Transport for London (TfL) is set to borrow £350m from the Government, as delays to the £15bn Crossrail scheme left it facing a funding shortfall
The Department for Transport (DfT) will provide the money to the mayor, Sadiq Khan, on a short-term basis, with the cost of the loan to be paid out of his budget.
The money safeguards London’s most critical and costly new infrastructure project – but will hugely increase the deficit run up by TfL, currently almost £1bn.
Announcing the loan, Rail Minister Jo Johnson said: “Today, as an interim measure, we are announcing that £350m of short term repayable financing will be made available to the Mayor for the year 2018/19.
“This will ensure that full momentum is maintained behind Crossrail.”
He said that discussions between TfL and government were underway as to how any additional funding will be provided, “with London… bearing any additional costs via a financing arrangement.”
The scheme was due to open next month – but problems with signalling tests put back the date to next autumn.

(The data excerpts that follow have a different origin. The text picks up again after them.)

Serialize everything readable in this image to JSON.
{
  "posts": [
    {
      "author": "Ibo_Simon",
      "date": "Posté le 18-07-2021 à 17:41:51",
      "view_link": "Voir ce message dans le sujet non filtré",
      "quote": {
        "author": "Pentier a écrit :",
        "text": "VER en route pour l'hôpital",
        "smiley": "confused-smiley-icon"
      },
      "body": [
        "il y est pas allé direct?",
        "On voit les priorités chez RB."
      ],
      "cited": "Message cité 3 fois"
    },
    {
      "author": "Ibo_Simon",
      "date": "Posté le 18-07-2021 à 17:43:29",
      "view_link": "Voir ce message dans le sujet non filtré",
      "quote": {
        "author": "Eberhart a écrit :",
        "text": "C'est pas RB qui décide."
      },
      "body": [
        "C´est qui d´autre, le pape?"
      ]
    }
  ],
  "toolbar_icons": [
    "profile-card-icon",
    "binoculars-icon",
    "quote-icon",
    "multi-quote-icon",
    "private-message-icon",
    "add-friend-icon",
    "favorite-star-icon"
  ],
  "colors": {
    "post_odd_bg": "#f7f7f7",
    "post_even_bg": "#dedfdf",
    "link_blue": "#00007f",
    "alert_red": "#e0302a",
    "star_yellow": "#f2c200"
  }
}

Johnson continued: “When open, Crossrail will be transformative and carry up to 200 million passengers a year, delivering £42bn of investment into the UK economy.”
Khan admitted the full cost implications were not yet known.
He said the bailout would “allow Crossrail Ltd to continue their construction work and the testing process”.
“An independent review into Crossrail Ltd’s commercial practices, cost projections and governance is already well underway, and that will help us understand the exact implications of the project over running,” said Khan.
He warned: “Some very challenging work remains to be completed.”